Later, when she uploaded the data easily to her free profile at polarpersonaltrainer.com by way of her Polar Flowlink, she noticed something odd. The data for her run was there, but around the time she put the watch on Henri, all heart rate readings went blank.

“Huh,” she said. “Must be an issue with the monitor.” But her Polar Heart Rate Monitor had always worked flawlessly before…


It kept happening. Each day, the Polar would continuously display her own heart rate, and when Henri would wear it for the second half of their run–something Ellie insisted on, as a means of testing its functionality–there would be no reading.

But she didn’t know how to tell him something was wrong. Just as they managed to remain in the optimal zone for burning fat thanks to the Heart Rate Monitor, so too did it feel as if they were always in the optimal zone for conversation. She could tell Henri anything and he seemed to understand: about her parents, about her college decision, or about her day at school (from which he was conspicuously absent).

Finally, one day she couldn’t help it.

“Henri,” she said. “I need to tell you something. I’m in love with you.”

“And I need to tell you something,” Henri said. “Ellie, I’m a ghost. The ghost of Henri Olson, a long forgotten poet who died in his teens.”

Ellie should’ve been surprised, but somehow she wasn’t. “So that’s why your heart rate never showed up.”

“Alas!” he cried. “But if it could, it would read a number so high, as just the sight of you sets me aflutter! You see, I have unfinished business, Ellie. I have never felt love.”

“Never?”

“You must understand: it was a different time when I was born. We weren’t worried about heart rates. If we could have such a glorious device as that Polar when I was growing up, it would not measure calories but risk of scarlet fever. In such a dangerous time, can one ever feel true love? I say no, despite writing so many poems about it. But with you Ellie, well I’ve been trying to deny it. To admit so much would be to finish my unfinished business…”

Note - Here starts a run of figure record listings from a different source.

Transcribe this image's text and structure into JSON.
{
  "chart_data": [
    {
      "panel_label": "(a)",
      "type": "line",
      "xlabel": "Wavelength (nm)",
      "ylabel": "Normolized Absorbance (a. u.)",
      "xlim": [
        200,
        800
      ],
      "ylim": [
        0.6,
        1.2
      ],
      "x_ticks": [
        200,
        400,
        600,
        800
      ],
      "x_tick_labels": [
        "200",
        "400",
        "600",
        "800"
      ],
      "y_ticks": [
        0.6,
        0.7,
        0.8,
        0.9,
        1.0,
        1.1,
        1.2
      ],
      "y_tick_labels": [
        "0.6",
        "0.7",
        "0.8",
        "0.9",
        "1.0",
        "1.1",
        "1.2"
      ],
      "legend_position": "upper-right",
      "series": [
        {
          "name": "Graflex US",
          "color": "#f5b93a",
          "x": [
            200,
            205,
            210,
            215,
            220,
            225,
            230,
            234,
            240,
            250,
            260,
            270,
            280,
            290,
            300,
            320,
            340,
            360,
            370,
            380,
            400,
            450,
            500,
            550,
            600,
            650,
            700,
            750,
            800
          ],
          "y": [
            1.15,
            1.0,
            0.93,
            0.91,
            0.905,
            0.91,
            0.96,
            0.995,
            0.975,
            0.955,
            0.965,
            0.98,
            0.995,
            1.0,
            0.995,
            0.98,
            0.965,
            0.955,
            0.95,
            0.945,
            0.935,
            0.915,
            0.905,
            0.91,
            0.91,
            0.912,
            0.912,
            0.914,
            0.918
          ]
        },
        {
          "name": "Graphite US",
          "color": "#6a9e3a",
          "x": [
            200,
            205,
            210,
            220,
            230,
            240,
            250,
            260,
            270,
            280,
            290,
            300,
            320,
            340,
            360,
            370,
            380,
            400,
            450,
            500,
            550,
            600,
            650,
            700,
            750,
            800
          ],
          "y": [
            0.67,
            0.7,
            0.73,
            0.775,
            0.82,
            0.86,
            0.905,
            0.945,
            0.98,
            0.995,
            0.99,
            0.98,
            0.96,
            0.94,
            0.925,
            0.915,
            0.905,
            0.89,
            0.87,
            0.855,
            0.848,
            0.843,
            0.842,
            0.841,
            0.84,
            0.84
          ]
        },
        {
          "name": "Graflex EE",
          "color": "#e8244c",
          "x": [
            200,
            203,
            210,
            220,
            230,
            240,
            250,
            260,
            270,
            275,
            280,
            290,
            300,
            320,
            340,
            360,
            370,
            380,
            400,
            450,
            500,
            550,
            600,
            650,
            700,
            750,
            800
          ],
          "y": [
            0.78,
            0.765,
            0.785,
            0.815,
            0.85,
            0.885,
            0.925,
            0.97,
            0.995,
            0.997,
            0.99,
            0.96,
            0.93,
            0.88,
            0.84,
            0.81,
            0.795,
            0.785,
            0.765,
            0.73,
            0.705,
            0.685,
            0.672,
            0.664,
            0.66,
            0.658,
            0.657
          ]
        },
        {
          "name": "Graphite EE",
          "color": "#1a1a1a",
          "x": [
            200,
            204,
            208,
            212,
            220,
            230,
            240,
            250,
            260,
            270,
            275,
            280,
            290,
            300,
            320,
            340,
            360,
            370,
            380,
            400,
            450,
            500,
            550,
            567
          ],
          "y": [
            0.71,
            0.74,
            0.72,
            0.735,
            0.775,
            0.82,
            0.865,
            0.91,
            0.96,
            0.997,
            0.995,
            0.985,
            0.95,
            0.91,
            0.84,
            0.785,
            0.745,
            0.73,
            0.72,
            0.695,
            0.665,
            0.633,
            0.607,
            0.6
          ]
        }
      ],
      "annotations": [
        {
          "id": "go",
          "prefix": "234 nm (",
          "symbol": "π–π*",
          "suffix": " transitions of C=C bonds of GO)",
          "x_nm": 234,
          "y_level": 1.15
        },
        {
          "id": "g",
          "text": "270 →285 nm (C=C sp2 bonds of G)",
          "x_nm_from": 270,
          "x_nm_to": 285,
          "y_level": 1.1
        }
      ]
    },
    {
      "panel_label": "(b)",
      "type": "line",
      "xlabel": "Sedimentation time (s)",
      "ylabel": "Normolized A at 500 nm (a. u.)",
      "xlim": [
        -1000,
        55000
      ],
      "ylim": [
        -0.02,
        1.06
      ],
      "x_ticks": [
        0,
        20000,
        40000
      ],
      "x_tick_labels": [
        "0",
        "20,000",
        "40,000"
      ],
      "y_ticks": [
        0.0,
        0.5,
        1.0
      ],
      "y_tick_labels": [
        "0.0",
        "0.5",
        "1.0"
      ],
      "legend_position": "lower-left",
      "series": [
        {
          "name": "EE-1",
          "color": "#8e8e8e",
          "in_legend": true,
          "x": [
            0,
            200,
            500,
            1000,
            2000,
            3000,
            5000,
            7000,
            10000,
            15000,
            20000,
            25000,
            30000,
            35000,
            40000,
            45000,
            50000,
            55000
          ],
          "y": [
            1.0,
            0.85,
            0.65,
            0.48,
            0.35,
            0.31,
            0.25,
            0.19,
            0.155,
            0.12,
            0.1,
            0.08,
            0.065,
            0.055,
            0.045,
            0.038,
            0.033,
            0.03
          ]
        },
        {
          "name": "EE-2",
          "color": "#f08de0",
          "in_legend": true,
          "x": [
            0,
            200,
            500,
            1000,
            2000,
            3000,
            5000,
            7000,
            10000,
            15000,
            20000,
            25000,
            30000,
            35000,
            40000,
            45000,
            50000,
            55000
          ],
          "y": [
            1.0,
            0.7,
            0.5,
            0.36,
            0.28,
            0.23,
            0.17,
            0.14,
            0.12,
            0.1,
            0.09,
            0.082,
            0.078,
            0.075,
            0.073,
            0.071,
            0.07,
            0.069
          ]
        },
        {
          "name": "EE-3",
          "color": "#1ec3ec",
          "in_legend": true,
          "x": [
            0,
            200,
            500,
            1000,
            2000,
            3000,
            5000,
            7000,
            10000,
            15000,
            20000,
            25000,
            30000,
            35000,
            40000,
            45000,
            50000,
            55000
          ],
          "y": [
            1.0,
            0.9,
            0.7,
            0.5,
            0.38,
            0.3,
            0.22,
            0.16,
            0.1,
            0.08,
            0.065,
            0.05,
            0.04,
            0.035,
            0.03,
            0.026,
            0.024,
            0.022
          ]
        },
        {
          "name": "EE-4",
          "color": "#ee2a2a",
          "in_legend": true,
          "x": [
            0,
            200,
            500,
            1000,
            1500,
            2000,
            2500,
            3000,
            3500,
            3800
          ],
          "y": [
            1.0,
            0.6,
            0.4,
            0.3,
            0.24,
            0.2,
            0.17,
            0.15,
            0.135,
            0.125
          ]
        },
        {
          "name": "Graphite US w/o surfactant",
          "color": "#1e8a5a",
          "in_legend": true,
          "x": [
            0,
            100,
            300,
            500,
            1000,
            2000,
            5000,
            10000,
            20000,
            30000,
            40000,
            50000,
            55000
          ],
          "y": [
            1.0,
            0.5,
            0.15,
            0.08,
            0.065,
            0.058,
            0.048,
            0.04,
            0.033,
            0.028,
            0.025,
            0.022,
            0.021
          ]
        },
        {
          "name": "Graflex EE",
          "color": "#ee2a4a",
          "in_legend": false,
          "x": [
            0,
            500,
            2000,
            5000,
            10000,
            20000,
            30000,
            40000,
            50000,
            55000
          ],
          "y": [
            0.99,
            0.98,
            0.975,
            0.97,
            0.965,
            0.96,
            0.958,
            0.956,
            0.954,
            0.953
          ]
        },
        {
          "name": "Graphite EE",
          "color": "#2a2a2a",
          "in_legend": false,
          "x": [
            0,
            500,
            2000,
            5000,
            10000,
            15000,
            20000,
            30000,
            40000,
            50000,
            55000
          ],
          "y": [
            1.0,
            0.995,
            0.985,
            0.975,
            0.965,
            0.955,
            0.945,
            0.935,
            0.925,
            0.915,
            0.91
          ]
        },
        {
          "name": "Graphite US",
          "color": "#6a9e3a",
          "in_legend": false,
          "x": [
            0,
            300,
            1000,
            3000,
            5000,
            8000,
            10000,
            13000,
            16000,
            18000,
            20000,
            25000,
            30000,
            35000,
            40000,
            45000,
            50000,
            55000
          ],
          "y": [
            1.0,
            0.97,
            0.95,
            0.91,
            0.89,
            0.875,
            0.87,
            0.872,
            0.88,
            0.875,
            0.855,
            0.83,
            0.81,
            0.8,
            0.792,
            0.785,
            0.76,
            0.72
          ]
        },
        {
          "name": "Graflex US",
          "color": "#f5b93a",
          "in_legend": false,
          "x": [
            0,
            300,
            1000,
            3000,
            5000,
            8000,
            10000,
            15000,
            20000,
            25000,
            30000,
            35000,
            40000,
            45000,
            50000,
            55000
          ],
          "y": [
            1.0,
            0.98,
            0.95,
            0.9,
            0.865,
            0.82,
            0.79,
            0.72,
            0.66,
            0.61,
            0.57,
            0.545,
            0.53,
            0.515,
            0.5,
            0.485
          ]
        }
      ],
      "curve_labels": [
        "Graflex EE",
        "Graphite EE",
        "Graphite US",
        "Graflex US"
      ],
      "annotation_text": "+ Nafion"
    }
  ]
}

“Just kiss me,” Ellie said. She leaned forward with her eyes closed and their lips met. She tasted no salty sweat on his lips, despite that the Polar Heart Rate Monitor said they’d really been pushing themselves. But of course she wouldn’t. Ghosts didn’t sweat, not even beautiful ones.

In the moment before she could open her eyes, Henri whispered: “Ellie, I love you.”

Ellie found herself alone on the road.


The dean of the English department at the small idyllic Halpern College ushered Ellie into his office. She didn’t wear her Polar Heart Rate Monitor because she was afraid her rapid nervous heartbeat would set off an alarm.

“It’s quite unusual,” the dean said, “for a freshman to win our annual award for gothic poetry, but the imagery you’ve presented–of the final kiss, of riding your bike past his supposed address and finding a graveyard, all of it–it’s just so lovely. Such a wonderful imagination.”

“You could call it that,” Ellie said.

“So I’m pleased to say, as your reward, we will purchase any book for the library in your name. Now, don’t be afraid to take some time to think it over–”

The Collected Works of Henri Olson.”

The dean cocked his head to the side. “I don’t think I’ve heard of him?”

“He died very young,” Ellie said, pretending to rub her eye to wipe away a tear. “But he–I mean, his poems–they were really quite lovely.”